RFTA seeks FEMA funds for bus barn fire damage
The Roaring Fork Transportation Authority says it suffered nearly $30,000 in damages to its new bus barn from the Coal Seam Fire.
Compared to the false early reports of exploding buses and a burned-down facility, the agency came out well.
Most of the damage at the bus maintenance facility was to its drip irrigation system and landscaping. Irrigation hoses melted under the intense heat and erosion mats used in landscaping were burned.
In an effort to recoup money spent on repairs, RFTA is working with Glenwood Springs city attorney Teresa Williams and Garfield County officials to secure Federal Emergency Management Agency, or FEMA, funds to help cover the cost of repairs.
In addition to the fire damage already sustained, RFTA officials have expressed some concern about the possibility of debris and mud flows causing more damage.
“We feel better than we did,” RFTA maintenance director Kenny Osier said.
When the existing debris flow basin was checked, city and RFTA officials determined that it should be large enough to handle any debris flows.
“It was actually oversized,” Osier said of the basin’s original design.
But receiving FEMA compensation might not be so easy.
The catch is, contrary to FEMA’s policy for residents and private businesses, government entities need to wait longer to receive money.
“It’s got to go to higher levels,” Osier said.
RFTA officials also have expressed concern about how a dip in sales tax revenue in the city will affect their budget, which is partly funded by Glenwood Springs. It is unclear whether sales tax losses can be compensated by FEMA, Osier said.
These issues are on the agenda for tonight’s meeting of the Operations and Performance Oversight Committee, scheduled for 5:30 p.m. at the new El Jebel Community Center.
Also on the agenda is a report on RFTA’s updated drug and alcohol policy, which is being updated to comply with new U.S. Department of Transportation nationwide rules concerning drug and alcohol consumption by drivers and others who operate equipment.
“It’s kind of a cat and mouse game. When they see people have figured out how to beat the system, they change it,” RFTA safety and training operations manager Kent Blackmer said.
One of the ways people have been beating the system, he said, is by ingesting “adulterants,” such as drinks, powders and pills that mask the presence of drugs in someone’s system.

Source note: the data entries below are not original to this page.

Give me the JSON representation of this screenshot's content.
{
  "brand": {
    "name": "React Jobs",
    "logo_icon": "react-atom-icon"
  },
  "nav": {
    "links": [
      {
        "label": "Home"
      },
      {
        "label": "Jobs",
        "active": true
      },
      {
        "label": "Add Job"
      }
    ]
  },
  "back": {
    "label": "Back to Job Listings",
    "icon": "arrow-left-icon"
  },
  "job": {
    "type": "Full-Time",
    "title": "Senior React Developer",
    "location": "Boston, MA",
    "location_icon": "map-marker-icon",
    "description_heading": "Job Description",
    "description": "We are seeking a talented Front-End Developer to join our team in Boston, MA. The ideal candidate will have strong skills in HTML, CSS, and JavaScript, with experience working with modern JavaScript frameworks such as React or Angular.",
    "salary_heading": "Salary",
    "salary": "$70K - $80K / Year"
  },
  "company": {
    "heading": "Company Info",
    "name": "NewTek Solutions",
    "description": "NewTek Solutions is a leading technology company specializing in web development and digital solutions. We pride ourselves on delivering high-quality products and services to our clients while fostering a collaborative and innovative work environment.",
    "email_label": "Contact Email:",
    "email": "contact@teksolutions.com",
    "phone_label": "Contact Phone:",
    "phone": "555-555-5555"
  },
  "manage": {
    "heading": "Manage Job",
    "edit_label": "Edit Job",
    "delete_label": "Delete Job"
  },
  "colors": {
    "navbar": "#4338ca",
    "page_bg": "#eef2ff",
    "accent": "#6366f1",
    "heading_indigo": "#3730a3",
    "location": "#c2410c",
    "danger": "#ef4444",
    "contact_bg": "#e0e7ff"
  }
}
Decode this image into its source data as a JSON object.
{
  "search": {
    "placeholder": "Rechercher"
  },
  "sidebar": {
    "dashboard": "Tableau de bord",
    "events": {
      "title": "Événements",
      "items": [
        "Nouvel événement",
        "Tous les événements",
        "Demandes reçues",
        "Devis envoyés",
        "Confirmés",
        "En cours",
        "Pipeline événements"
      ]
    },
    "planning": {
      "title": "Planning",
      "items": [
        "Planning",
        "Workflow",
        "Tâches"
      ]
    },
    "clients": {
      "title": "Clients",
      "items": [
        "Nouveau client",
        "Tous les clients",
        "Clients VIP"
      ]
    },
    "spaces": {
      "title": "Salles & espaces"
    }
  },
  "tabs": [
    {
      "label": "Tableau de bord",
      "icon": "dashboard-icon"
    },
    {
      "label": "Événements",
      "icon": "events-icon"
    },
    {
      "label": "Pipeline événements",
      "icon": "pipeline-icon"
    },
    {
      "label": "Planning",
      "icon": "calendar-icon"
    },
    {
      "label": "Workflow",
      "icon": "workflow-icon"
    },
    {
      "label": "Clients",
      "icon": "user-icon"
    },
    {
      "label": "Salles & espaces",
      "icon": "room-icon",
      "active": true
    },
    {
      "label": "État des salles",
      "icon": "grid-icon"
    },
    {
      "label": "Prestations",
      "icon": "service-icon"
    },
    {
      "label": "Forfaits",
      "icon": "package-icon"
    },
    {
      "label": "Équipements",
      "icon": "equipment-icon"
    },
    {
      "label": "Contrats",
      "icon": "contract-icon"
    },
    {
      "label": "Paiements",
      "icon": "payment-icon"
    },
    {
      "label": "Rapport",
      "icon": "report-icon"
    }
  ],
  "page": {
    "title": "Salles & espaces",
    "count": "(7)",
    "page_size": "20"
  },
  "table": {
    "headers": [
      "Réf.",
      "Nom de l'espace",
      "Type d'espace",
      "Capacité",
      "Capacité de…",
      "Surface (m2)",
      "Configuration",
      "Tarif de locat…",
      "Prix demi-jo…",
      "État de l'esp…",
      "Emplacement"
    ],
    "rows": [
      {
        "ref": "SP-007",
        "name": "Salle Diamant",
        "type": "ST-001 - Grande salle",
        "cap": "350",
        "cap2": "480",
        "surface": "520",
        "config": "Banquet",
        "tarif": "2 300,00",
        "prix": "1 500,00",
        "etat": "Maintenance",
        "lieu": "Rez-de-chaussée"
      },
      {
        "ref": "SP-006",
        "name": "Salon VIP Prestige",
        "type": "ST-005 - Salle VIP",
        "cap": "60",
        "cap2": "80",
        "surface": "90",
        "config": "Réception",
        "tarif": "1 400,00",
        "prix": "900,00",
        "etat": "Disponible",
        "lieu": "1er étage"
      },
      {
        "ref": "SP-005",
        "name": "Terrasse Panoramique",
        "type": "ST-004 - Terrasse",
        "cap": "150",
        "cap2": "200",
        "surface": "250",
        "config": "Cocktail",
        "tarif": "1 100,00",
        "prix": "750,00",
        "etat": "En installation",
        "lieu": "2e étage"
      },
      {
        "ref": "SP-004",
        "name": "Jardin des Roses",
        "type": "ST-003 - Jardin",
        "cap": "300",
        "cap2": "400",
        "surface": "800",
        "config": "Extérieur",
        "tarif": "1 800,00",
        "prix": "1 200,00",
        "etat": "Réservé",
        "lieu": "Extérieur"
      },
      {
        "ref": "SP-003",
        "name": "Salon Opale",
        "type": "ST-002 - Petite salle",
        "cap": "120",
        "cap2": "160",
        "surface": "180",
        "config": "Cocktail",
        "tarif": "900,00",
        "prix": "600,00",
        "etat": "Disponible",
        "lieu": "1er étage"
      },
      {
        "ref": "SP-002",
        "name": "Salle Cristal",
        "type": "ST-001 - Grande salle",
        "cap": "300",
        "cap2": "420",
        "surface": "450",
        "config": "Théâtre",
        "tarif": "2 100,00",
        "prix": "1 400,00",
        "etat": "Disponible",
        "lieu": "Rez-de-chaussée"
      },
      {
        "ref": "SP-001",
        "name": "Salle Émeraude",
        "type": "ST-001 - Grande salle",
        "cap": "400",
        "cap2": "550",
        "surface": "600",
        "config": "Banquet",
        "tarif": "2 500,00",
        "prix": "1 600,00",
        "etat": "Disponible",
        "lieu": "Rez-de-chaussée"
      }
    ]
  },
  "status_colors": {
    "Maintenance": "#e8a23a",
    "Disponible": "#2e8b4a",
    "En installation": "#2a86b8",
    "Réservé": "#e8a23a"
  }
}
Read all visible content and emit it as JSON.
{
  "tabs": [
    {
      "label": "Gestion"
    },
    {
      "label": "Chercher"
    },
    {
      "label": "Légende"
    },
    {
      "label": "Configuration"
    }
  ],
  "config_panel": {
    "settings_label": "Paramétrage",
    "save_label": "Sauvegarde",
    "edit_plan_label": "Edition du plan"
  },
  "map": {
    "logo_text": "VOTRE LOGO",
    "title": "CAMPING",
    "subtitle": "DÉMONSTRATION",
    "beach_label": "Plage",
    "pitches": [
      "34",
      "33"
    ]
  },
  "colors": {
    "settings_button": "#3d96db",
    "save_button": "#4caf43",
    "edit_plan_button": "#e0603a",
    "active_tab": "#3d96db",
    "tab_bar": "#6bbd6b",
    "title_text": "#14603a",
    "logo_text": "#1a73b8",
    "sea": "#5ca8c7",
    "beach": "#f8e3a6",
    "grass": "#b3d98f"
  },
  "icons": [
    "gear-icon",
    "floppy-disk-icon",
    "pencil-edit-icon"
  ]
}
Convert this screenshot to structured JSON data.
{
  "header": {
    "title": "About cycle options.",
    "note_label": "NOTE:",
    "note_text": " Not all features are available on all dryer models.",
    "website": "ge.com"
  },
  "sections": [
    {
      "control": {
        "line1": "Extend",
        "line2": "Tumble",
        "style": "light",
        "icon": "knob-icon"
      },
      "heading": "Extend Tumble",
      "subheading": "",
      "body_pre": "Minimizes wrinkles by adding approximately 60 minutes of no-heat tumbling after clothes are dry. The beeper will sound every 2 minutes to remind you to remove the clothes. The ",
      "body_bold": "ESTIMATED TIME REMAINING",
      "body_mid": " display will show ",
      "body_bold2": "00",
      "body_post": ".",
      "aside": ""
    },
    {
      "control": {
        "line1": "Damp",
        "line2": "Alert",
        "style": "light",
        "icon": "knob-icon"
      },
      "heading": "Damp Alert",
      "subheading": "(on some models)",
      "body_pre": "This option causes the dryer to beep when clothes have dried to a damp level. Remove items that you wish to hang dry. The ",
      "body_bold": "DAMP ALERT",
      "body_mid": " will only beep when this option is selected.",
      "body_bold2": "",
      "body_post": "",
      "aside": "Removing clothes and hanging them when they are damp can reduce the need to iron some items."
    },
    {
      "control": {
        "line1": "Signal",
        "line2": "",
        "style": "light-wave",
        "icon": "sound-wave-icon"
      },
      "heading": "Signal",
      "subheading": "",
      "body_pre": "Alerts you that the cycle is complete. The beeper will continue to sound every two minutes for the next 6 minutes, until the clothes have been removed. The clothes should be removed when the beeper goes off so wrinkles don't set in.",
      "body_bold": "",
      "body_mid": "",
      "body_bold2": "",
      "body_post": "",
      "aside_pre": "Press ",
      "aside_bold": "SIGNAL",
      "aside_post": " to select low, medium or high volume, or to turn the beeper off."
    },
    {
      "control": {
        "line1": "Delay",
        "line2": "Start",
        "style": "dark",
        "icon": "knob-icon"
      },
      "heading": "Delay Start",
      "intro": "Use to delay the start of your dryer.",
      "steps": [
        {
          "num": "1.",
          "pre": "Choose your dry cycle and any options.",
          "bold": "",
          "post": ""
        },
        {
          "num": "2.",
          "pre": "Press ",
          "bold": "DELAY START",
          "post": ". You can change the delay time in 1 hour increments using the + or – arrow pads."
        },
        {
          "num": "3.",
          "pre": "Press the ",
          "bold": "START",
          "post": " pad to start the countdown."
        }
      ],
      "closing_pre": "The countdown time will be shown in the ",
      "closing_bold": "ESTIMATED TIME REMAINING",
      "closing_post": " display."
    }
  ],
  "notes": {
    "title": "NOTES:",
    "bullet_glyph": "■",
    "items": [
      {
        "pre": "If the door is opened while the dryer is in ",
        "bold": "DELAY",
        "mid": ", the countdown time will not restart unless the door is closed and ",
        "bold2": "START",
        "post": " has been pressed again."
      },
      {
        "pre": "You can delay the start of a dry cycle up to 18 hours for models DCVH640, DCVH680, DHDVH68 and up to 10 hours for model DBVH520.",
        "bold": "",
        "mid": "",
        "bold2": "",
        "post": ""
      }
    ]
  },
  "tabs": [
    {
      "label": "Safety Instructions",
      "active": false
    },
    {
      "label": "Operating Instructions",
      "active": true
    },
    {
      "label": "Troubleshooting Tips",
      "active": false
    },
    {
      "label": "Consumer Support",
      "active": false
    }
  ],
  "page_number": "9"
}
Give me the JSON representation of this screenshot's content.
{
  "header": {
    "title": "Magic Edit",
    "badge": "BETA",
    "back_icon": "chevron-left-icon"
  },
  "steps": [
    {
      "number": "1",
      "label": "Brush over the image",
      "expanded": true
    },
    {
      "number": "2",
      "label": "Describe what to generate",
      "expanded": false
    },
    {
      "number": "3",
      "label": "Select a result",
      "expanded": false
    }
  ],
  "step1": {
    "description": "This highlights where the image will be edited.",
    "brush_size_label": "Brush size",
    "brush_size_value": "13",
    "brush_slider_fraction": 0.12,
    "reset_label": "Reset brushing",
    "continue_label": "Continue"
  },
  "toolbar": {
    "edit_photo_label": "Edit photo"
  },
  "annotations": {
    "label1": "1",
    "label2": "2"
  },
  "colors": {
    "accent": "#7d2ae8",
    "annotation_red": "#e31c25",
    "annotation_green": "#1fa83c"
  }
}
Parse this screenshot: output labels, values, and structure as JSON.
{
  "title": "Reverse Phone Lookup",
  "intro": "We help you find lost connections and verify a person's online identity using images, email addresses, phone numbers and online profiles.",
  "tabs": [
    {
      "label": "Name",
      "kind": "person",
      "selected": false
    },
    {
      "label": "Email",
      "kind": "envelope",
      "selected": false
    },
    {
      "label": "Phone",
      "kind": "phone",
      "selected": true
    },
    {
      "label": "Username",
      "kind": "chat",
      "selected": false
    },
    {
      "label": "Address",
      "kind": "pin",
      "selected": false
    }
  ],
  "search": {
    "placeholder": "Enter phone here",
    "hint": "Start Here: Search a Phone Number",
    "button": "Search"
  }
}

The new rules clamp down on those who have these adulterants in their system, as well as many other types of testing irregularities.
“The bottom line is they want to make sure promulgation of their regulations is reflected in our policy,” Blackmer said.
The changes are necessary for any entity that receives federal transportation funds, Blackmer said.
The committee will also discuss whether to accept Colorado Department of Transportation enhancement funds awarded to RFTA to fund the installation of bicycle lockers at various bus stops. The $40,000 award would be spent during 2003, but requires a local match of $10,000.